Ab März 1936 arbeitet Richard Pipenburg bei der AEG-Turbinenfabrik in der Huttenstraße in Berlin-Wedding. Der Betriebsgruppe um Wilhelm Leist, die politisch Verfolgten hilft, Flugblätter und Auslandsnachrichten verbreitet und Kontakte zu Zwangsarbeitern unterhält, schließt er sich 1941 an.
Durch den Verrat eines Spitzels werden Richard Pipenburg sowie zahlreiche Arbeitskameraden am 28. Februar 1945 festgenommen und in der Gestapo-Sonderabteilung des Zellengefängnisses Lehrter Straße 3 inhaftiert.

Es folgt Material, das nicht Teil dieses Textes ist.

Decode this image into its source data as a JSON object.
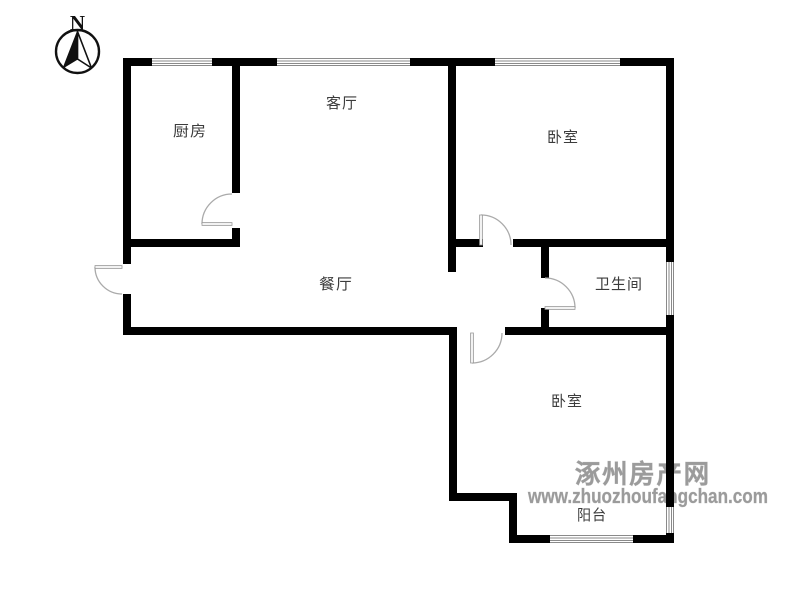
{
  "compass": {
    "label": "N"
  },
  "rooms": [
    {
      "id": "kitchen",
      "label": "厨房"
    },
    {
      "id": "living-room",
      "label": "客厅"
    },
    {
      "id": "bedroom-north",
      "label": "卧室"
    },
    {
      "id": "dining-room",
      "label": "餐厅"
    },
    {
      "id": "bathroom",
      "label": "卫生间"
    },
    {
      "id": "bedroom-south",
      "label": "卧室"
    },
    {
      "id": "balcony",
      "label": "阳台"
    }
  ],
  "watermark": {
    "site_name": "涿州房产网",
    "site_url": "www.zhuozhoufangchan.com",
    "color": "#9b9b9b"
  },
  "colors": {
    "wall": "#000000",
    "window_line": "#8a8a8a",
    "door_line": "#aaaaaa",
    "label_text": "#3c3c3c"
  }
}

Am 21. März 1945 wird Richard Pipenburg vom Berliner Kammergericht wegen „Hochverrats, Feindbegünstigung und Kuriertätigkeiten” zu vier Jahren Zuchthaus verurteilt und am 8. April 1945 nach Griebo bei Coswig in das Strafgefangenenlager „Elberegulierung” gebracht. Am 25. April 1945 wird das Lager von der Roten Armee befreit.